Mapping dark matter from galactic ripples
(PhysOrg.com) -- Sukanya Chakrabarti, Ph.D., an assistant professor of physics for the Charles E. Schmidt College of Science at Florida Atlantic University, has developed a way to discover and map dark matter in galaxies. Chakrabartis paper, A New Probe of the Distribution of Dark Matter in Galaxies, analyzes observed ripples in the outskirts of galaxies to infer the density profile of the dark matter halo. Chakrabarti is presenting her results at this weeks meeting of the American Astronomical Society in Austin, Texas.
Most of the mass in the universe is dark, said Chakrabarti, who specializes in the study of galaxies. We have known for a long time that galaxies have massive dark halos. But there are very few probes that can be used to figure out how the dark matter is distributed in specific spiral galaxies.

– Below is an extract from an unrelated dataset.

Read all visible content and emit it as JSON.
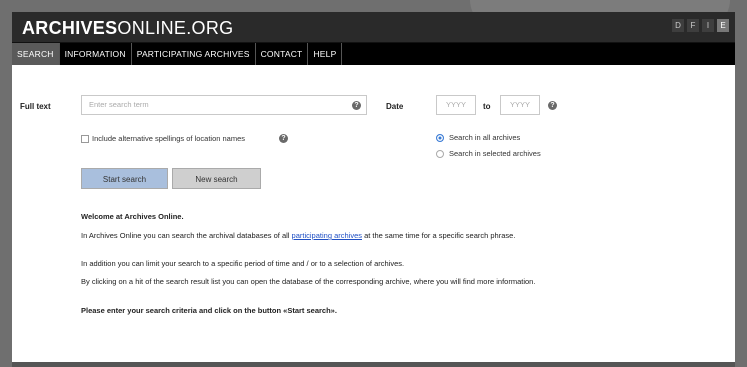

The extended gas disks of galaxies are very fragile and respond easily to gravitational interactions with passing satellites. Chakrabarti discovered that if the density profile of dark matter is varied in the spiral galaxy, it is reflected in the disturbances that form in the outer gas disk when the larger spiral galaxy interacts with a satellite galaxy. The ripples in outer gas disks of spiral galaxies act like a mirror of the potential depth of the dark matter halo in the primary galaxy. Even though the dark matter halo cannot be seen directly, scientists may infer the density profile of dark matter using this method.
Chakrabarti previously developed a mathematical method called tidal analysis to find satellite, or dwarf, galaxies by analyzing the ripples in the hydrogen gas distribution in large spiral galaxies in outer space. This method, called tidal analysis, allows us to infer the mass and relative position of satellites from analysis of ripples in outer gas disks without requiring knowledge of their optical light. Many dwarf galaxies are very dim, so it is useful to have a way of finding them that does not rely on their optical light. Earlier, she applied the method to the nearby Whirlpool Galaxy, which has an optically visible satellite to infer the mass and location of its companion and found these values to be observationally corroborated.
Building on her earlier results where she found that the mass and relative position of the Whirlpool Galaxys satellite could be derived using tidal analysis, she shows here that we can map the dark matter in Whirlpool Galaxy itself.